How to find all pairs of sets (in a collection) that share at least M elements?

Question

Given a large set of sets, all the same size (call it S={s₁,...,s_n}), I want to find all pairs (s_i,s_j) that have an overlap of at least M.

So if M=2 and S consists of

• s₁ = (3,4,8,9)
• s₂ = (1,3,7,8)
• s₃ = (1,2,5,6)
• s₄ = (1,6,7,8)

I want to identify the pairs (s₁,s₂), (s₂,s₄), and (s₃,s₄).

The straightforward approach compares every pair and checks for the size of the intersection, but this is prohibitively slow given the number of sets and size of sets I am using (something like O(log(m) n²) where m is the size of the sets?).

I've searched around and haven't found a similar question (though this answer is probably relevant).
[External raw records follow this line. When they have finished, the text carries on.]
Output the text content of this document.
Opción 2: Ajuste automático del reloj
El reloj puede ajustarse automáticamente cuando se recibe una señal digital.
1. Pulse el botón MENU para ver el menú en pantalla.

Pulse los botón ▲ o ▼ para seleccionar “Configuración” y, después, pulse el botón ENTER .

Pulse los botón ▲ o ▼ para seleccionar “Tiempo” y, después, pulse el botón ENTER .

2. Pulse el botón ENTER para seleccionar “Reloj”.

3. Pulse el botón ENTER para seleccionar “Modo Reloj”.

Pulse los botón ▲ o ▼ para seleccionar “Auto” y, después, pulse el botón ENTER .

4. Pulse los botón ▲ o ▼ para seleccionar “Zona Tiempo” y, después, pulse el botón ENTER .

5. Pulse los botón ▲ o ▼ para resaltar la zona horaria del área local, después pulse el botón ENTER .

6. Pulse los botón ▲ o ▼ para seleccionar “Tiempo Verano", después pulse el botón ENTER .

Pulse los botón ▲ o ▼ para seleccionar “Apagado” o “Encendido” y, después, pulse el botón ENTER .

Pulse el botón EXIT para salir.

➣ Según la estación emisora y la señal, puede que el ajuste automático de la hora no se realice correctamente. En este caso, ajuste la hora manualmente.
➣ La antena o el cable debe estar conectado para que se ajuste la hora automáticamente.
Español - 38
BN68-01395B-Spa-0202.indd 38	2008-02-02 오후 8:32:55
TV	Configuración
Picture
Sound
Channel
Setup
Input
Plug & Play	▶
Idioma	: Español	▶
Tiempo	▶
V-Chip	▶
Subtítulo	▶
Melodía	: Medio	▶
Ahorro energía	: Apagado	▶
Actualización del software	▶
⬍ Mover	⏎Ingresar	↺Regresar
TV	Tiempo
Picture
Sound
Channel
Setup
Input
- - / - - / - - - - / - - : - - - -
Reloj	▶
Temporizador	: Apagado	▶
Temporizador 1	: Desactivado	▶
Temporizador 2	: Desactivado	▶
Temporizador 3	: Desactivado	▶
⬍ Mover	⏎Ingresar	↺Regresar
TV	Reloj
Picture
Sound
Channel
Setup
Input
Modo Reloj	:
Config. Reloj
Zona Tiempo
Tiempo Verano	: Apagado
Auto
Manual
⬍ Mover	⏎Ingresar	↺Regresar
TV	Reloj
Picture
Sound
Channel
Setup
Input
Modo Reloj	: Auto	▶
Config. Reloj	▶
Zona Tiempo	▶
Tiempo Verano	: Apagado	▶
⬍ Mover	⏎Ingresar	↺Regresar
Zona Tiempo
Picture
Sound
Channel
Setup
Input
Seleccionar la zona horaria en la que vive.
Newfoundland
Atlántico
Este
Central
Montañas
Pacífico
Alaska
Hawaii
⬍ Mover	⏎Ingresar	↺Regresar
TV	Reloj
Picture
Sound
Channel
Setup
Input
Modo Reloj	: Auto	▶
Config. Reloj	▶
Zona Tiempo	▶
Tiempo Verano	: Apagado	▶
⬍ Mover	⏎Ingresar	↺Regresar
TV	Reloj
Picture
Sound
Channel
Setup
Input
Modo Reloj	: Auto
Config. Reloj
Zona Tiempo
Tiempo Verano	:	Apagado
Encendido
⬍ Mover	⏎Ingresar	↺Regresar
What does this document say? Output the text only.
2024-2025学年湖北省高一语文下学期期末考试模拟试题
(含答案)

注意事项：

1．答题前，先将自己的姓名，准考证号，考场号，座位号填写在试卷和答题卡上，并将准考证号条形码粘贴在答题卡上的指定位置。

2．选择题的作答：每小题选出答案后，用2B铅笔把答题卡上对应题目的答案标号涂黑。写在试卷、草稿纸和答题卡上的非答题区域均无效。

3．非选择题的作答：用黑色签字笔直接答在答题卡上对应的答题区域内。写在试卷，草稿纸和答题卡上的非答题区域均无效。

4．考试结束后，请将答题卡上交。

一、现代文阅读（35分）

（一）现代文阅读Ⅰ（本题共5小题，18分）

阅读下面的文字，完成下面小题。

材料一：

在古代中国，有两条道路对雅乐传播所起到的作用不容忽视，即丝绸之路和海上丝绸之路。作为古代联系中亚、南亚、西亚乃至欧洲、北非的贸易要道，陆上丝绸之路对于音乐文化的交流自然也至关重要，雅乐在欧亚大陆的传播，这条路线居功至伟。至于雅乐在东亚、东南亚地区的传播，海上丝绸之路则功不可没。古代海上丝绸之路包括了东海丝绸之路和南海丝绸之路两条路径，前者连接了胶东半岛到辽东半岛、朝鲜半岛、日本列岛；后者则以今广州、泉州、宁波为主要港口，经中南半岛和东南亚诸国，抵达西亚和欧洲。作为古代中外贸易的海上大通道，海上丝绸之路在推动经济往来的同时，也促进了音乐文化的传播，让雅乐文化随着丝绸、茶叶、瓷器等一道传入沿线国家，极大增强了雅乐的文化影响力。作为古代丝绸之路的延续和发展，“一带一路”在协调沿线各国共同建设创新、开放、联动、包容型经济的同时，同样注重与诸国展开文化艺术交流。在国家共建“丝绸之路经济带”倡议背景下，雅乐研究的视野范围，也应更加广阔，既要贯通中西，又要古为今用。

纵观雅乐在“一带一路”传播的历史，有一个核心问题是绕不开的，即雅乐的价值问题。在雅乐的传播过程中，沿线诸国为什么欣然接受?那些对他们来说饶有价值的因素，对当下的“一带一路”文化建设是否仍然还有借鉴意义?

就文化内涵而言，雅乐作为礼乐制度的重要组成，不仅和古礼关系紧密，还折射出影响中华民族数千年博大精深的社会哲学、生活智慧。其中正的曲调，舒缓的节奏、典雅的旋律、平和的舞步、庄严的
Any help would be greatly appreciated!

Answer 1

Go by value

pseudo code:

typedef V => type of values;

list<Set> S;
Map<V, list<int>> val2sets;
for(int setIdx=0; setIdx < S.length; ++setIdx){
    foreach(V v in S[setIdx]) {
        val2sets[v].push(setIdx);
    }
}

int[][] setIntersectCount;
foreach(V as v ,list<int> as l in val2sets) {
    for(int i=0; i < l.length; ++i){
        for(int j=i+1; j < l.length; ++j){
            setIntersectCount[i][j]++;
            if(setIntersectCount[i][j] == 2){
                printf("set {0} and {1} are a pair\n", i, j);
            }
        }
    }
}

as for Complexity:

let S = # of sets.
let M = # of members in a set. let V = # of unique values in the sets.

O(SM) generating the val2sets

as for reading all values and matching each 2..., it is maxed at O(V x S^2) but probability it will be closer to O(SM) because uniformity will say not all sets will have all elements in common.

P.S. hope i didn't have any mistake in my calculations.

Worth to note: I did not calculate the Naieve approach complexity either :)